"So! You felt awful bad about lettin' your aunt Dorcas feed three when I was 'round starvin', yet you can make it three by luggin' in your bloomin' princess."

"Havin' a little baby in the house is different from a big boy like you, Dan. There's no use for us to stand here chinnin' about it. I'm ready to say I'm sorry for the way I talked to you yesterday, an' I'll 'gree never to go back to aunt Dorcas's. Now, what more can I do?"

"But I want you to go back," Dan replied, angrily.

"What for?"

"I'm no chump, Joe Potter, an' I know what kind of a stew would be served up to me if I went there alone.
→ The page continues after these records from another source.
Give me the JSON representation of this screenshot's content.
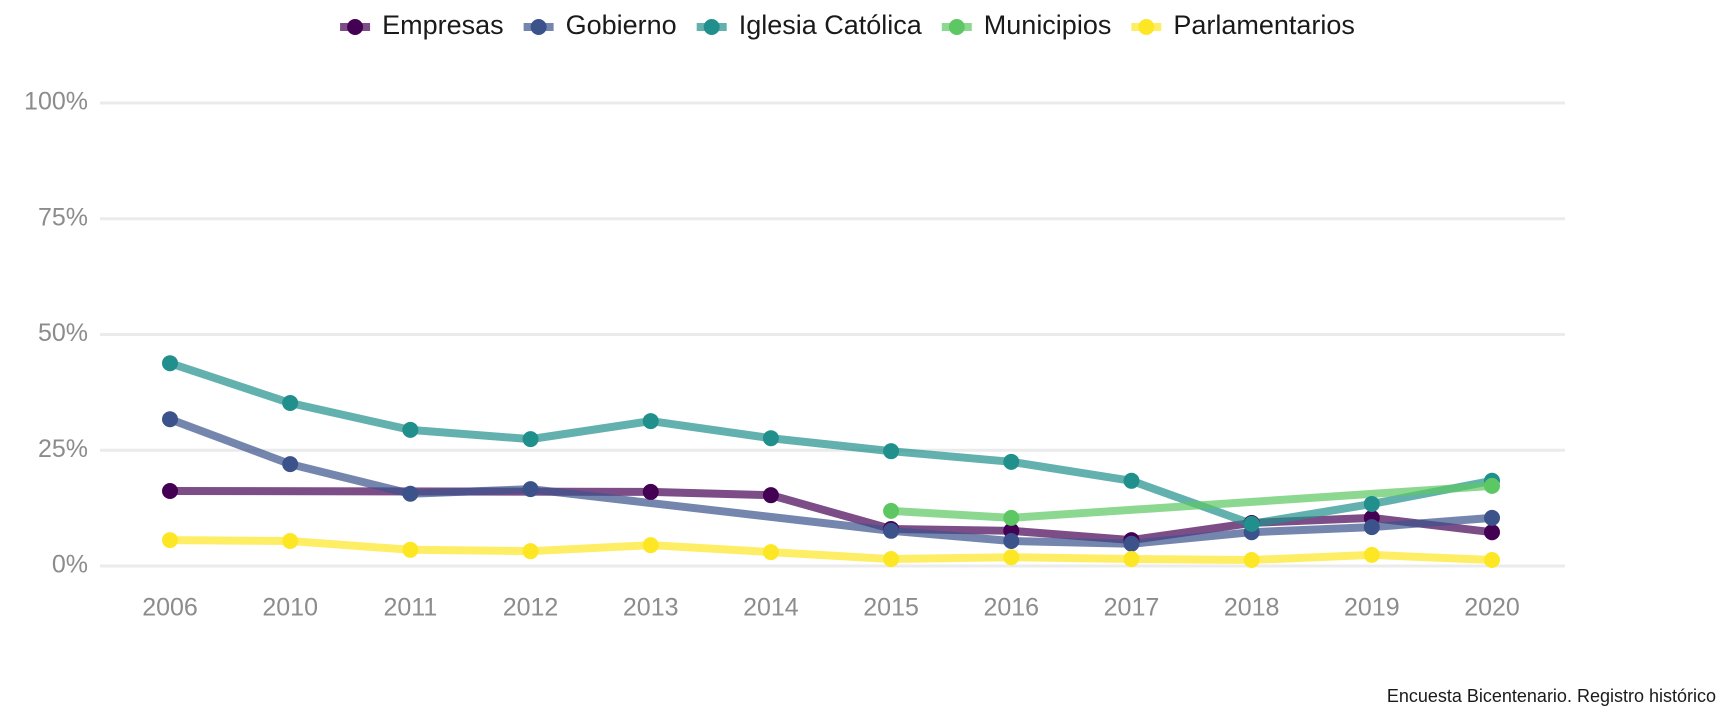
{
  "chart_data": {
    "type": "line",
    "caption": "Encuesta Bicentenario. Registro histórico",
    "categories": [
      "2006",
      "2010",
      "2011",
      "2012",
      "2013",
      "2014",
      "2015",
      "2016",
      "2017",
      "2018",
      "2019",
      "2020"
    ],
    "series": [
      {
        "name": "Empresas",
        "color": "#440154",
        "values": [
          16.2,
          null,
          null,
          null,
          16,
          15.3,
          8,
          7.6,
          5.6,
          9.3,
          10.4,
          7.3
        ]
      },
      {
        "name": "Gobierno",
        "color": "#3b528b",
        "values": [
          31.7,
          22,
          15.6,
          16.6,
          null,
          null,
          7.6,
          5.4,
          4.8,
          7.3,
          8.4,
          10.4
        ]
      },
      {
        "name": "Iglesia Católica",
        "color": "#21908c",
        "values": [
          43.8,
          35.2,
          29.4,
          27.4,
          31.3,
          27.6,
          24.8,
          22.5,
          18.4,
          9.1,
          13.4,
          18.4
        ]
      },
      {
        "name": "Municipios",
        "color": "#5dc863",
        "values": [
          null,
          null,
          null,
          null,
          null,
          null,
          11.9,
          10.4,
          null,
          null,
          null,
          17.3
        ]
      },
      {
        "name": "Parlamentarios",
        "color": "#fde725",
        "values": [
          5.6,
          5.4,
          3.5,
          3.2,
          4.5,
          3,
          1.5,
          1.9,
          1.5,
          1.3,
          2.4,
          1.3
        ]
      }
    ],
    "ylim": [
      0,
      100
    ],
    "yticks": [
      {
        "value": 0,
        "label": "0%"
      },
      {
        "value": 25,
        "label": "25%"
      },
      {
        "value": 50,
        "label": "50%"
      },
      {
        "value": 75,
        "label": "75%"
      },
      {
        "value": 100,
        "label": "100%"
      }
    ],
    "grid": true,
    "legend": "top"
  }
}
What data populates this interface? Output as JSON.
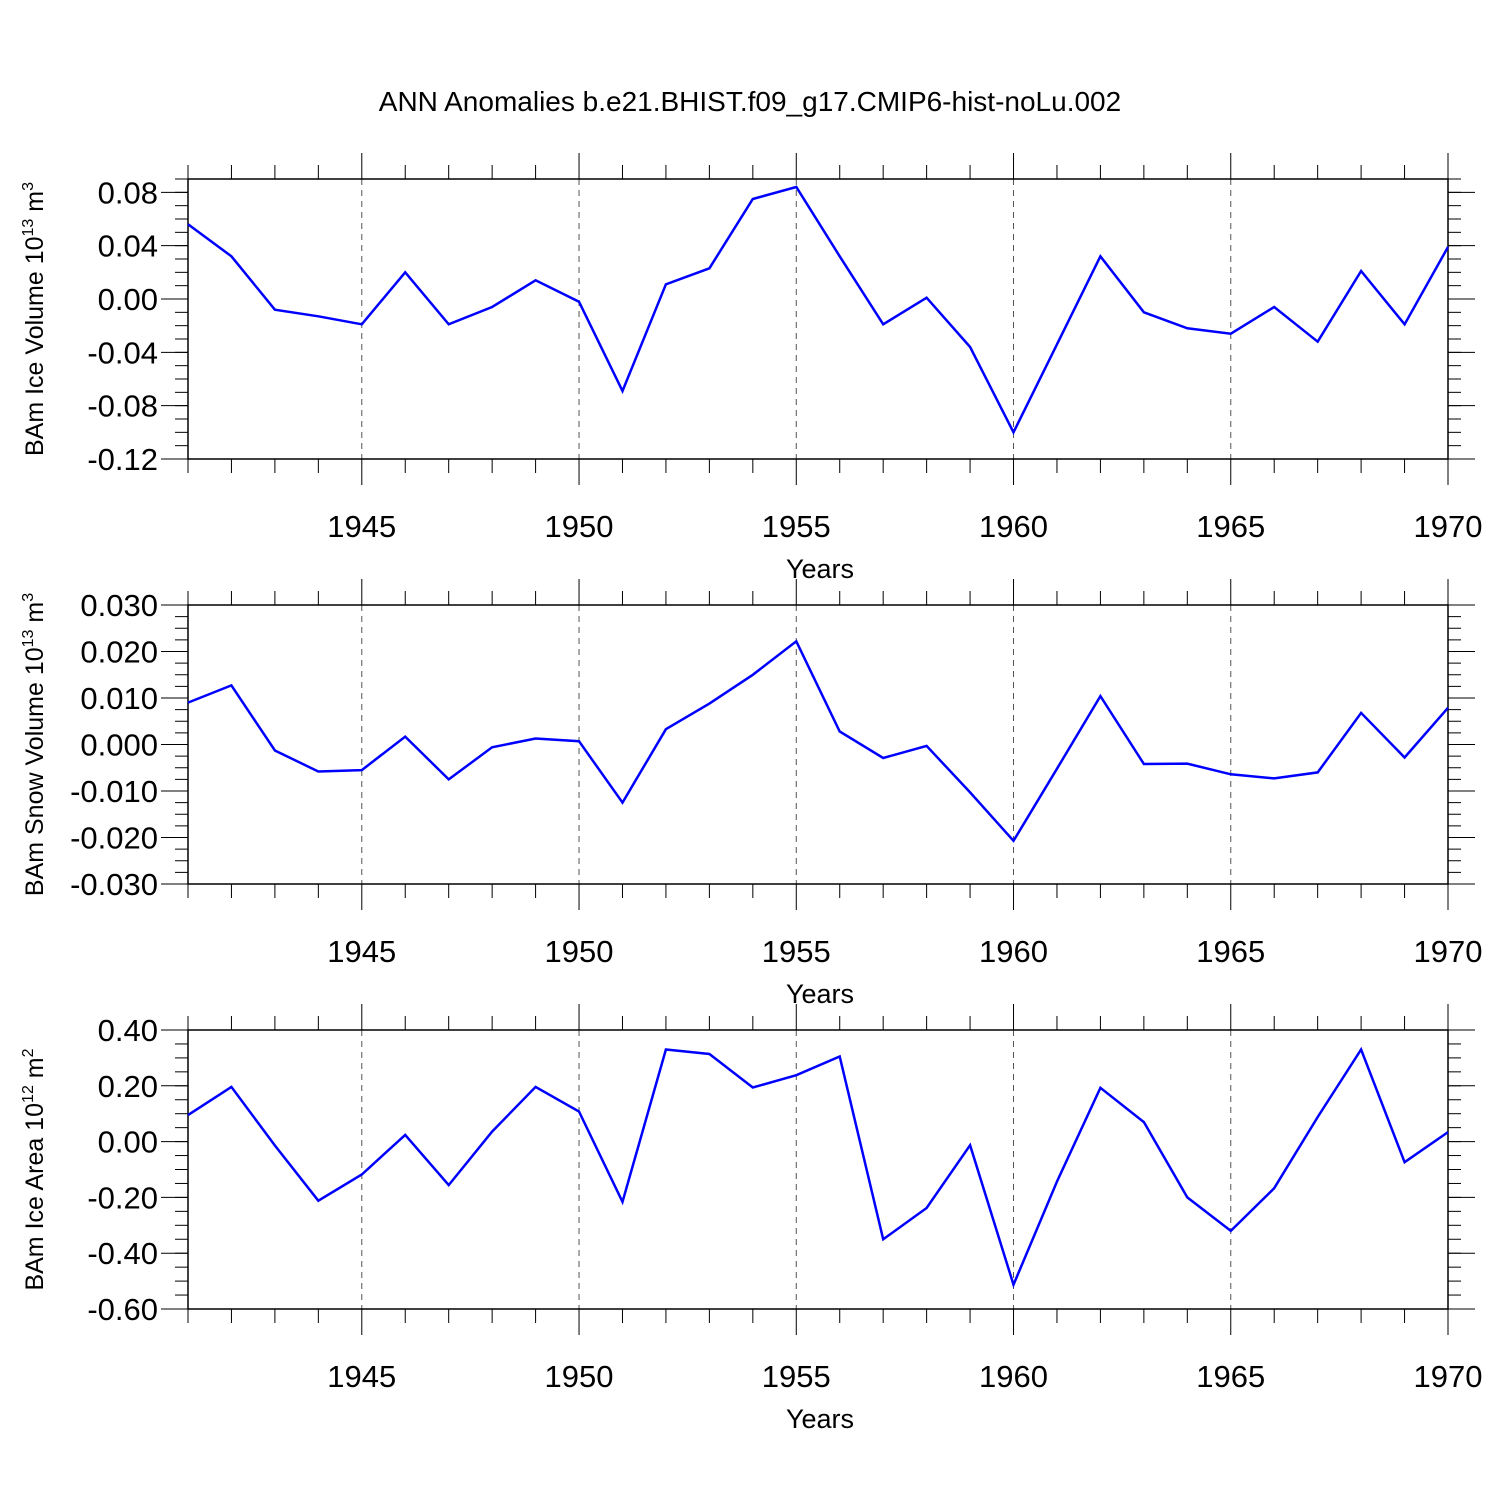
{
  "title": "ANN Anomalies b.e21.BHIST.f09_g17.CMIP6-hist-noLu.002",
  "colors": {
    "line": "#0000ff",
    "axis": "#000000",
    "grid": "#555555"
  },
  "chart_data": [
    {
      "type": "line",
      "ylabel": "BAm Ice Volume 10",
      "ylabel_sup": "13",
      "ylabel_unit": "m",
      "ylabel_unit_sup": "3",
      "xlabel": "Years",
      "xlim": [
        1941,
        1970
      ],
      "ylim": [
        -0.12,
        0.09
      ],
      "xticks": [
        1945,
        1950,
        1955,
        1960,
        1965,
        1970
      ],
      "xtick_labels": [
        "1945",
        "1950",
        "1955",
        "1960",
        "1965",
        "1970"
      ],
      "yticks": [
        -0.12,
        -0.08,
        -0.04,
        0.0,
        0.04,
        0.08
      ],
      "ytick_labels": [
        "-0.12",
        "-0.08",
        "-0.04",
        "0.00",
        "0.04",
        "0.08"
      ],
      "y_minor_step": 0.01,
      "grid": "vertical dashed at major x ticks",
      "x": [
        1941,
        1942,
        1943,
        1944,
        1945,
        1946,
        1947,
        1948,
        1949,
        1950,
        1951,
        1952,
        1953,
        1954,
        1955,
        1956,
        1957,
        1958,
        1959,
        1960,
        1961,
        1962,
        1963,
        1964,
        1965,
        1966,
        1967,
        1968,
        1969,
        1970
      ],
      "y": [
        0.056,
        0.032,
        -0.008,
        -0.013,
        -0.019,
        0.02,
        -0.019,
        -0.006,
        0.014,
        -0.002,
        -0.069,
        0.011,
        0.023,
        0.075,
        0.084,
        0.032,
        -0.019,
        0.001,
        -0.036,
        -0.1,
        -0.034,
        0.032,
        -0.01,
        -0.022,
        -0.026,
        -0.006,
        -0.032,
        0.021,
        -0.019,
        0.039
      ]
    },
    {
      "type": "line",
      "ylabel": "BAm Snow Volume 10",
      "ylabel_sup": "13",
      "ylabel_unit": "m",
      "ylabel_unit_sup": "3",
      "xlabel": "Years",
      "xlim": [
        1941,
        1970
      ],
      "ylim": [
        -0.03,
        0.03
      ],
      "xticks": [
        1945,
        1950,
        1955,
        1960,
        1965,
        1970
      ],
      "xtick_labels": [
        "1945",
        "1950",
        "1955",
        "1960",
        "1965",
        "1970"
      ],
      "yticks": [
        -0.03,
        -0.02,
        -0.01,
        0.0,
        0.01,
        0.02,
        0.03
      ],
      "ytick_labels": [
        "-0.030",
        "-0.020",
        "-0.010",
        "0.000",
        "0.010",
        "0.020",
        "0.030"
      ],
      "y_minor_step": 0.0025,
      "grid": "vertical dashed at major x ticks",
      "x": [
        1941,
        1942,
        1943,
        1944,
        1945,
        1946,
        1947,
        1948,
        1949,
        1950,
        1951,
        1952,
        1953,
        1954,
        1955,
        1956,
        1957,
        1958,
        1959,
        1960,
        1961,
        1962,
        1963,
        1964,
        1965,
        1966,
        1967,
        1968,
        1969,
        1970
      ],
      "y": [
        0.009,
        0.0127,
        -0.0013,
        -0.0058,
        -0.0055,
        0.0017,
        -0.0075,
        -0.0006,
        0.0013,
        0.0007,
        -0.0125,
        0.0033,
        0.0088,
        0.015,
        0.0222,
        0.0028,
        -0.0029,
        -0.0003,
        -0.0103,
        -0.0207,
        -0.0052,
        0.0104,
        -0.0042,
        -0.0041,
        -0.0064,
        -0.0073,
        -0.006,
        0.0068,
        -0.0028,
        0.0079
      ]
    },
    {
      "type": "line",
      "ylabel": "BAm Ice Area 10",
      "ylabel_sup": "12",
      "ylabel_unit": "m",
      "ylabel_unit_sup": "2",
      "xlabel": "Years",
      "xlim": [
        1941,
        1970
      ],
      "ylim": [
        -0.6,
        0.4
      ],
      "xticks": [
        1945,
        1950,
        1955,
        1960,
        1965,
        1970
      ],
      "xtick_labels": [
        "1945",
        "1950",
        "1955",
        "1960",
        "1965",
        "1970"
      ],
      "yticks": [
        -0.6,
        -0.4,
        -0.2,
        0.0,
        0.2,
        0.4
      ],
      "ytick_labels": [
        "-0.60",
        "-0.40",
        "-0.20",
        "0.00",
        "0.20",
        "0.40"
      ],
      "y_minor_step": 0.05,
      "grid": "vertical dashed at major x ticks",
      "x": [
        1941,
        1942,
        1943,
        1944,
        1945,
        1946,
        1947,
        1948,
        1949,
        1950,
        1951,
        1952,
        1953,
        1954,
        1955,
        1956,
        1957,
        1958,
        1959,
        1960,
        1961,
        1962,
        1963,
        1964,
        1965,
        1966,
        1967,
        1968,
        1969,
        1970
      ],
      "y": [
        0.095,
        0.196,
        -0.014,
        -0.212,
        -0.118,
        0.024,
        -0.156,
        0.036,
        0.196,
        0.108,
        -0.216,
        0.33,
        0.314,
        0.194,
        0.238,
        0.305,
        -0.35,
        -0.238,
        -0.013,
        -0.513,
        -0.143,
        0.193,
        0.07,
        -0.2,
        -0.32,
        -0.167,
        0.088,
        0.33,
        -0.074,
        0.034
      ]
    }
  ]
}
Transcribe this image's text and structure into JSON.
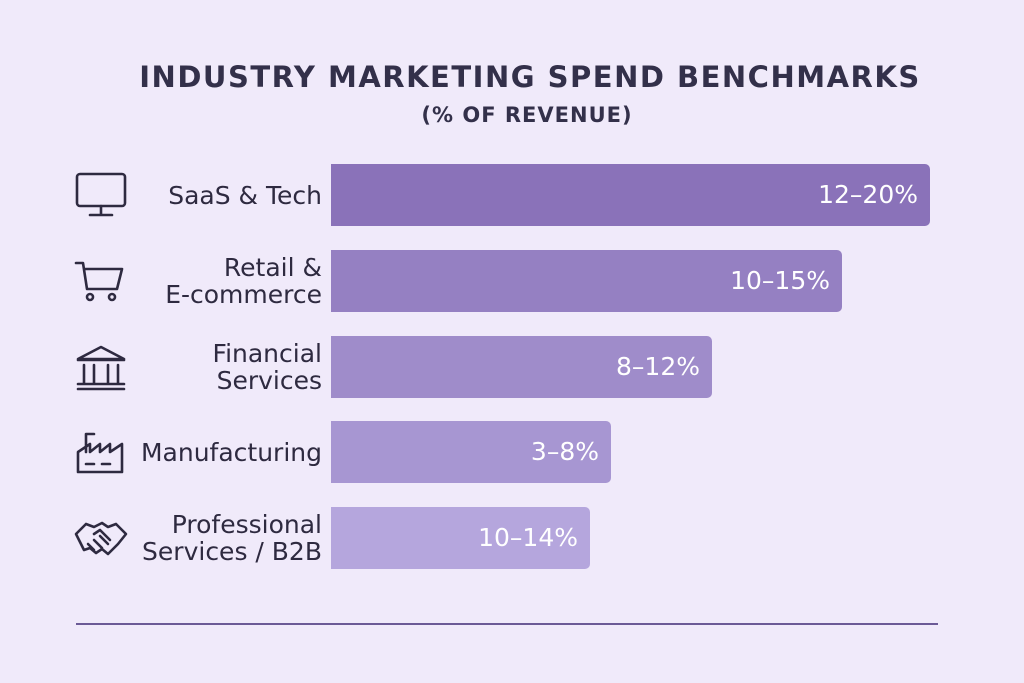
{
  "chart_data": {
    "type": "bar",
    "orientation": "horizontal",
    "title": "INDUSTRY MARKETING SPEND BENCHMARKS",
    "subtitle": "(% OF REVENUE)",
    "categories": [
      "SaaS & Tech",
      "Retail &\nE-commerce",
      "Financial\nServices",
      "Manufacturing",
      "Professional\nServices / B2B"
    ],
    "icons": [
      "monitor-icon",
      "shopping-cart-icon",
      "bank-icon",
      "factory-icon",
      "handshake-icon"
    ],
    "values": [
      {
        "low": 12,
        "high": 20,
        "label": "12–20%"
      },
      {
        "low": 10,
        "high": 15,
        "label": "10–15%"
      },
      {
        "low": 8,
        "high": 12,
        "label": "8–12%"
      },
      {
        "low": 3,
        "high": 8,
        "label": "3–8%"
      },
      {
        "low": 10,
        "high": 14,
        "label": "10–14%"
      }
    ],
    "colors": [
      "#8a72b9",
      "#9580c2",
      "#9f8cca",
      "#a796d2",
      "#b5a6dd"
    ],
    "grid": false,
    "legend": "none"
  }
}
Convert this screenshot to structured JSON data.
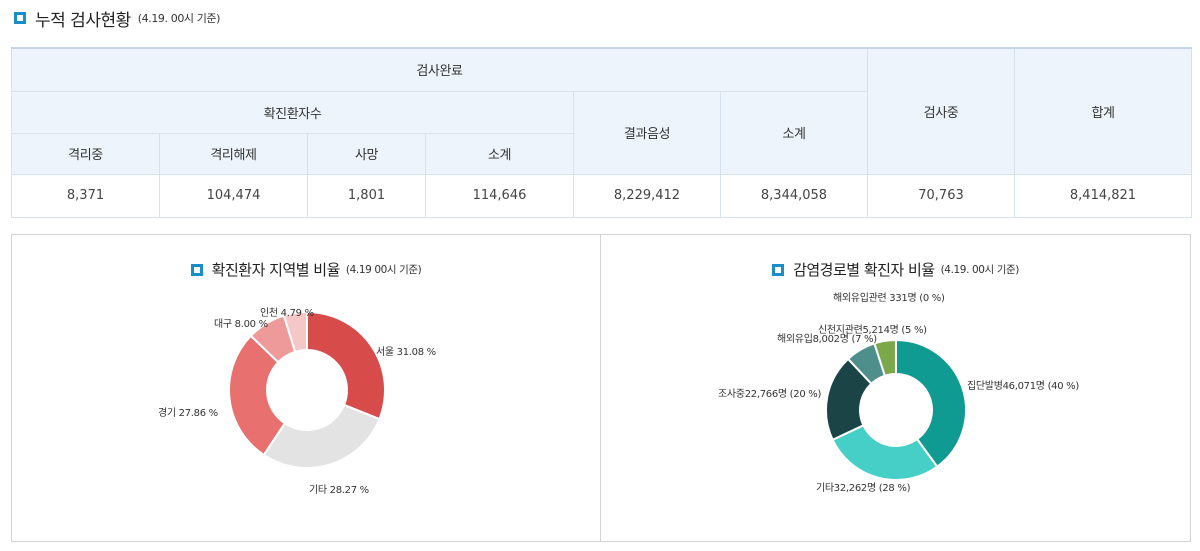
{
  "header": {
    "title": "누적 검사현황",
    "subtitle": "(4.19. 00시 기준)"
  },
  "table": {
    "group_complete": "검사완료",
    "group_confirmed": "확진환자수",
    "col_isolated": "격리중",
    "col_released": "격리해제",
    "col_deaths": "사망",
    "col_subtotal1": "소계",
    "col_negative": "결과음성",
    "col_subtotal2": "소계",
    "col_testing": "검사중",
    "col_total": "합계",
    "row": {
      "isolated": "8,371",
      "released": "104,474",
      "deaths": "1,801",
      "subtotal1": "114,646",
      "negative": "8,229,412",
      "subtotal2": "8,344,058",
      "testing": "70,763",
      "total": "8,414,821"
    }
  },
  "chart_data": [
    {
      "type": "pie",
      "title": "확진환자 지역별 비율",
      "subtitle": "(4.19 00시 기준)",
      "donut": true,
      "slices": [
        {
          "name": "서울",
          "value": 31.08,
          "label": "서울 31.08 %",
          "color": "#d84b4b"
        },
        {
          "name": "기타",
          "value": 28.27,
          "label": "기타 28.27 %",
          "color": "#e3e3e3"
        },
        {
          "name": "경기",
          "value": 27.86,
          "label": "경기 27.86 %",
          "color": "#e87170"
        },
        {
          "name": "대구",
          "value": 8.0,
          "label": "대구 8.00 %",
          "color": "#ef9a9a"
        },
        {
          "name": "인천",
          "value": 4.79,
          "label": "인천 4.79 %",
          "color": "#f5c7c7"
        }
      ]
    },
    {
      "type": "pie",
      "title": "감염경로별 확진자 비율",
      "subtitle": "(4.19. 00시 기준)",
      "donut": true,
      "slices": [
        {
          "name": "집단발병",
          "value": 40,
          "label": "집단발병46,071명 (40 %)",
          "color": "#0f9b92"
        },
        {
          "name": "기타",
          "value": 28,
          "label": "기타32,262명 (28 %)",
          "color": "#46cfc7"
        },
        {
          "name": "조사중",
          "value": 20,
          "label": "조사중22,766명 (20 %)",
          "color": "#1b4447"
        },
        {
          "name": "해외유입",
          "value": 7,
          "label": "해외유입8,002명 (7 %)",
          "color": "#4f8f8b"
        },
        {
          "name": "신천지관련",
          "value": 5,
          "label": "신천지관련5,214명 (5 %)",
          "color": "#7ba84b"
        },
        {
          "name": "해외유입관련",
          "value": 0,
          "label": "해외유입관련 331명 (0 %)",
          "color": "#c9d97e"
        }
      ]
    }
  ]
}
I want you to go an' introduce me to the family."

"It's a dead sure thing, Dan, we can't all live there. You know Plums won't work any more'n he has to, an' we're jest spongin' right off of a poor woman what ain't got enough for herself."

"It ain't any worse for me than it is for you."

Joe was in a pitiable frame of mind.

Believing that Dan was being searched for by the attorneys simply because of what he had done in the affair, Joe considered the amateur detective had such a claim upon him as could not be resisted; yet, at the same time, he was determined not to add a fourth member to aunt Dorcas's family.

"Dan, you go an' tell her all I said,—tell her the whole truth if you want to,—an' most likely she'll let you stay; but I can't ask her to open up a reg'lar 'sylum for us fellers. Course I'm bound to do anything you say, seein's you got into this trouble through me; but I won't 'gree to sponge a livin' off the best woman that ever lived, when there's three others doin' the same thing."